The West Highland Railway Lines

The Kyle Line

From Inverness to Kyle of Lochalsh.
Leaving Inverness, the line curves around the western edge of the Beauly Firth to Dingwall before heading West through mountains and lochs, through Strath Bran and Glen Carron, before the final few miles from Strath Carron, alongside Loch Carron into the small port of Kyle of Lochalsh on the West Coast.

Kyle of Lochalsh was a one-time ferry port for the Isle of Skye, before the opening of the nearby road bridge in 1995.

Train frequency: Inverness-Kyle – two return trips each day; one on Sundays.
Journey time – 2 and a half hours (one-way)

This is one of the truly wonderful train trips in the UK, the scenery is spectucular and no matter how often you travel it the views are different.

From snow covered peaks to mirror like lochs, small hamlets such as Plockton (location for the BBC’s series Hamish Macbeth and some scenes from The Wicker Man) and Strathcarron, this is eye popping countryside.

Here are just a few pictures taken during the train ride.

Click on any of the photos to see an enlargement.

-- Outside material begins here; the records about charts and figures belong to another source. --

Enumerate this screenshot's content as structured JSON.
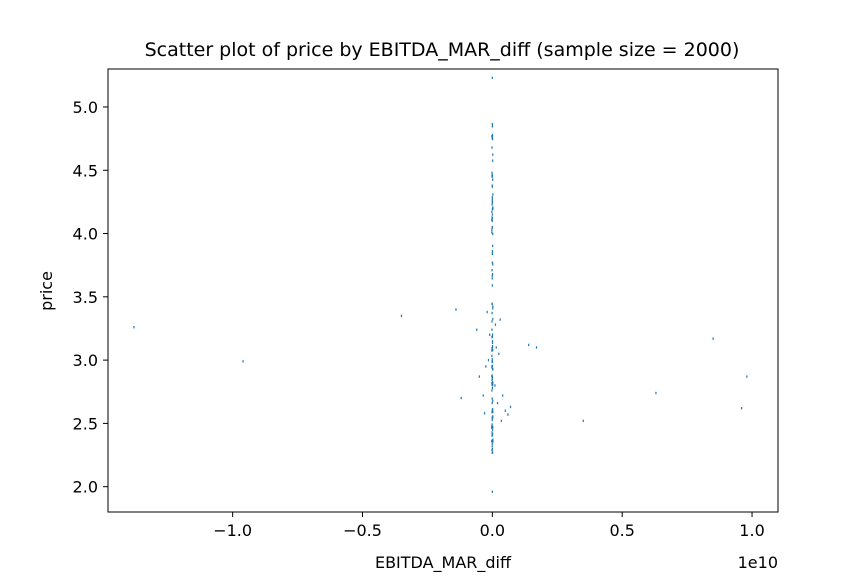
{
  "chart_data": {
    "type": "scatter",
    "title": "Scatter plot of price by EBITDA_MAR_diff (sample size = 2000)",
    "xlabel": "EBITDA_MAR_diff",
    "ylabel": "price",
    "x_offset_label": "1e10",
    "x_scale_factor": 10000000000,
    "xlim": [
      -1.48,
      1.1
    ],
    "ylim": [
      1.8,
      5.3
    ],
    "x_ticks": [
      {
        "value": -1.0,
        "label": "−1.0"
      },
      {
        "value": -0.5,
        "label": "−0.5"
      },
      {
        "value": 0.0,
        "label": "0.0"
      },
      {
        "value": 0.5,
        "label": "0.5"
      },
      {
        "value": 1.0,
        "label": "1.0"
      }
    ],
    "y_ticks": [
      {
        "value": 2.0,
        "label": "2.0"
      },
      {
        "value": 2.5,
        "label": "2.5"
      },
      {
        "value": 3.0,
        "label": "3.0"
      },
      {
        "value": 3.5,
        "label": "3.5"
      },
      {
        "value": 4.0,
        "label": "4.0"
      },
      {
        "value": 4.5,
        "label": "4.5"
      },
      {
        "value": 5.0,
        "label": "5.0"
      }
    ],
    "grid": false,
    "legend": "none",
    "marker_color": "#1f77b4",
    "points": [
      {
        "x": -1.38,
        "y": 3.26
      },
      {
        "x": -0.96,
        "y": 2.99
      },
      {
        "x": -0.35,
        "y": 3.35
      },
      {
        "x": -0.14,
        "y": 3.4
      },
      {
        "x": -0.12,
        "y": 2.7
      },
      {
        "x": -0.06,
        "y": 3.24
      },
      {
        "x": -0.05,
        "y": 2.87
      },
      {
        "x": -0.035,
        "y": 2.72
      },
      {
        "x": -0.03,
        "y": 2.58
      },
      {
        "x": -0.02,
        "y": 3.38
      },
      {
        "x": -0.015,
        "y": 3.0
      },
      {
        "x": 0.015,
        "y": 3.1
      },
      {
        "x": 0.02,
        "y": 2.66
      },
      {
        "x": 0.03,
        "y": 3.32
      },
      {
        "x": 0.035,
        "y": 2.52
      },
      {
        "x": 0.04,
        "y": 2.72
      },
      {
        "x": 0.05,
        "y": 2.6
      },
      {
        "x": 0.06,
        "y": 2.57
      },
      {
        "x": 0.07,
        "y": 2.63
      },
      {
        "x": 0.14,
        "y": 3.12
      },
      {
        "x": 0.17,
        "y": 3.1
      },
      {
        "x": 0.35,
        "y": 2.52
      },
      {
        "x": 0.63,
        "y": 2.74
      },
      {
        "x": 0.85,
        "y": 3.17
      },
      {
        "x": 0.96,
        "y": 2.62
      },
      {
        "x": 0.98,
        "y": 2.87
      },
      {
        "x": -0.025,
        "y": 2.95
      },
      {
        "x": 0.025,
        "y": 3.05
      },
      {
        "x": -0.01,
        "y": 3.2
      },
      {
        "x": 0.01,
        "y": 2.8
      },
      {
        "x": 0.012,
        "y": 3.28
      }
    ],
    "point_clusters": [
      {
        "x": 0.0,
        "y_min": 2.26,
        "y_max": 3.5,
        "count": 80
      },
      {
        "x": 0.0,
        "y_min": 3.6,
        "y_max": 4.9,
        "count": 40
      }
    ],
    "point_outliers_at_zero": [
      1.96,
      5.23,
      4.37,
      4.27,
      4.15,
      4.1,
      4.05,
      3.59,
      3.77,
      3.84
    ]
  }
}
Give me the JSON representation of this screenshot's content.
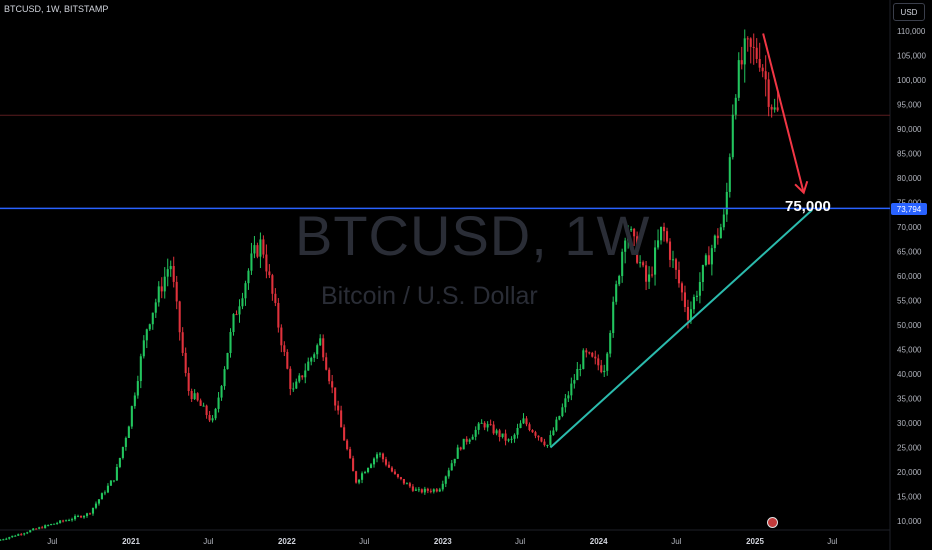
{
  "header": {
    "symbol_line": "BTCUSD, 1W, BITSTAMP"
  },
  "currency_button": "USD",
  "watermark": {
    "symbol": "BTCUSD, 1W",
    "description": "Bitcoin / U.S. Dollar"
  },
  "annotation": {
    "label": "75,000"
  },
  "price_tag": "73,794",
  "colors": {
    "up": "#26a69a",
    "down": "#ef5350",
    "candle_up": "#22c55e",
    "candle_down": "#e0323c",
    "horizontal_line": "#2962ff",
    "trend_line": "#2bbbad",
    "arrow": "#f23645",
    "background": "#000000"
  },
  "chart_data": {
    "type": "candlestick",
    "title": "BTCUSD, 1W",
    "ylim": [
      10000,
      110000
    ],
    "y_ticks": [
      10000,
      15000,
      20000,
      25000,
      30000,
      35000,
      40000,
      45000,
      50000,
      55000,
      60000,
      65000,
      70000,
      75000,
      80000,
      85000,
      90000,
      95000,
      100000,
      105000,
      110000
    ],
    "y_tick_labels": [
      "10,000",
      "15,000",
      "20,000",
      "25,000",
      "30,000",
      "35,000",
      "40,000",
      "45,000",
      "50,000",
      "55,000",
      "60,000",
      "65,000",
      "70,000",
      "75,000",
      "80,000",
      "85,000",
      "90,000",
      "95,000",
      "100,000",
      "105,000",
      "110,000"
    ],
    "x_ticks": [
      {
        "date": "2020-07-01",
        "label": "Jul",
        "bold": false
      },
      {
        "date": "2021-01-01",
        "label": "2021",
        "bold": true
      },
      {
        "date": "2021-07-01",
        "label": "Jul",
        "bold": false
      },
      {
        "date": "2022-01-01",
        "label": "2022",
        "bold": true
      },
      {
        "date": "2022-07-01",
        "label": "Jul",
        "bold": false
      },
      {
        "date": "2023-01-01",
        "label": "2023",
        "bold": true
      },
      {
        "date": "2023-07-01",
        "label": "Jul",
        "bold": false
      },
      {
        "date": "2024-01-01",
        "label": "2024",
        "bold": true
      },
      {
        "date": "2024-07-01",
        "label": "Jul",
        "bold": false
      },
      {
        "date": "2025-01-01",
        "label": "2025",
        "bold": true
      },
      {
        "date": "2025-07-01",
        "label": "Jul",
        "bold": false
      }
    ],
    "price_path": [
      [
        "2020-03-01",
        6000
      ],
      [
        "2020-07-01",
        9200
      ],
      [
        "2020-10-01",
        11500
      ],
      [
        "2020-12-01",
        19000
      ],
      [
        "2021-01-01",
        29000
      ],
      [
        "2021-02-15",
        50000
      ],
      [
        "2021-04-10",
        63000
      ],
      [
        "2021-05-20",
        37000
      ],
      [
        "2021-07-20",
        30000
      ],
      [
        "2021-09-05",
        51000
      ],
      [
        "2021-10-20",
        64000
      ],
      [
        "2021-11-10",
        67000
      ],
      [
        "2022-01-20",
        36000
      ],
      [
        "2022-03-28",
        47000
      ],
      [
        "2022-05-15",
        29000
      ],
      [
        "2022-06-18",
        18000
      ],
      [
        "2022-08-10",
        24000
      ],
      [
        "2022-09-20",
        19000
      ],
      [
        "2022-11-10",
        16000
      ],
      [
        "2022-12-30",
        16500
      ],
      [
        "2023-02-15",
        25000
      ],
      [
        "2023-04-12",
        30000
      ],
      [
        "2023-06-15",
        26000
      ],
      [
        "2023-07-15",
        30500
      ],
      [
        "2023-09-10",
        25500
      ],
      [
        "2023-10-20",
        34000
      ],
      [
        "2023-12-05",
        44000
      ],
      [
        "2024-01-20",
        41000
      ],
      [
        "2024-03-13",
        71000
      ],
      [
        "2024-05-01",
        58000
      ],
      [
        "2024-06-05",
        70000
      ],
      [
        "2024-08-05",
        52000
      ],
      [
        "2024-09-25",
        65000
      ],
      [
        "2024-10-30",
        72000
      ],
      [
        "2024-11-20",
        98000
      ],
      [
        "2024-12-17",
        106000
      ],
      [
        "2025-01-20",
        105000
      ],
      [
        "2025-02-10",
        97000
      ],
      [
        "2025-02-25",
        93000
      ]
    ],
    "levels": {
      "current_price": 92800,
      "support": 73794
    },
    "drawings": {
      "trendline": {
        "from": [
          "2023-09-10",
          25000
        ],
        "to": [
          "2025-05-15",
          73500
        ]
      },
      "arrow": {
        "from": [
          "2025-01-20",
          109500
        ],
        "to": [
          "2025-04-25",
          77000
        ]
      },
      "target_label": {
        "date": "2025-04-10",
        "value": 75000
      }
    }
  }
}
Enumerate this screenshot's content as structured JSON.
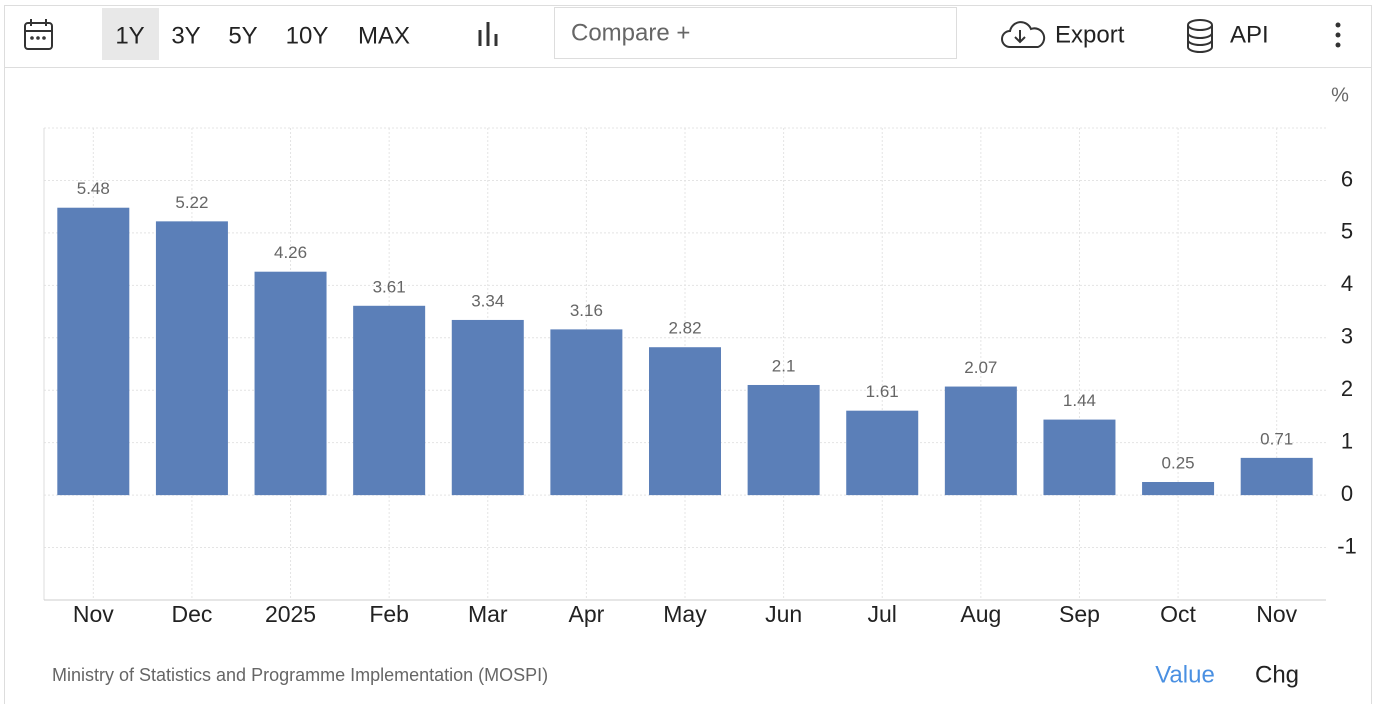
{
  "toolbar": {
    "ranges": [
      "1Y",
      "3Y",
      "5Y",
      "10Y",
      "MAX"
    ],
    "compare": "Compare +",
    "export": "Export",
    "api": "API"
  },
  "chart_data": {
    "type": "bar",
    "unit": "%",
    "categories": [
      "Nov",
      "Dec",
      "2025",
      "Feb",
      "Mar",
      "Apr",
      "May",
      "Jun",
      "Jul",
      "Aug",
      "Sep",
      "Oct",
      "Nov"
    ],
    "values": [
      5.48,
      5.22,
      4.26,
      3.61,
      3.34,
      3.16,
      2.82,
      2.1,
      1.61,
      2.07,
      1.44,
      0.25,
      0.71
    ],
    "color": "#5b7fb8",
    "ylim": [
      -2,
      7
    ],
    "yticks": [
      -1,
      0,
      1,
      2,
      3,
      4,
      5,
      6
    ],
    "grid": true
  },
  "footer": {
    "source": "Ministry of Statistics and Programme Implementation (MOSPI)",
    "tabs": [
      "Value",
      "Chg"
    ]
  }
}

Loch carron 1 Loch Carron 2 Loch Carron 3 Loch Carron 5
Loch Carron
Near Attadale
Loch Carron
Near Strome Ferry
Near Druirinish
The Kyle Line
Loch Carron
Near Attadale

This is a rail trip not to be missed, bookings can be made on line.

The West Highland Line

From Fort William to Mallaig
The West Highland Line could be said to start from Glasgow, then it splits some 40 miles north of the city and offers two wonderful trips, carrying travellers either across to the west coast and Oban, or northward to Fort William and Mallaig.

It is the section from Fort William to Mallaig that I find most scenic and that is the part I want to share here today.

From Fort William you hug the bank of Loch Eil for almost six and a half miles before experiencing the iconic curve of the Glenfinnan Viaduct, immortalised by the Harry Potter films as part of the route to Hogwarts.

The station at Glenfinnan boasts a restored dining car for delicious home baking or a light lunch, also visit the Museum Exhibition to find out how the railway from Glasgow to Mallaig was built, and learn about the men who built it.

Fort William Station 1 Caledonian Canal 2 Glenfinnan Viaduct 3 Glenfinnan Station
Fort William
The Caledonian Canal
Near Fort William
Glenfinnan Viaduct

After enjoying the stark beauty of Lochs Eilt, Ailort and Nan Uamh you’ll find yourself in yet another movie location as Morar’s sandy shores glide into view, home to the characters of Local Hero. And before you know it, you’ll have reached Mallaig where the views to the Isle of Skye will surely tempt you into taking the short ferry trip across to the island itself.

Tickets can be purchased at Fort William Station or in advance through Scotrail. The journey time between Fort William and Mallaig takes just under 1½ hours.
Glenfinnan Loch Shiel 2 Near Beasdale Station 3 Mallaig Station
Loch Shiel
Near Beasdale Station

Mallaig is a lovely place to visit and there are plenty of opportunities to have lunch or just walk along the pier and admire the fishing boats.
If you get an early enough train, in most cases you would still have time for a sail across to The Isle of Skye.
Only about 200 yards from Mallaig Station is the Cal-Mac booking office and the foot passenger ticket is very reasonably priced, but be quick, it's a long walk back to Fort William if you dally too long.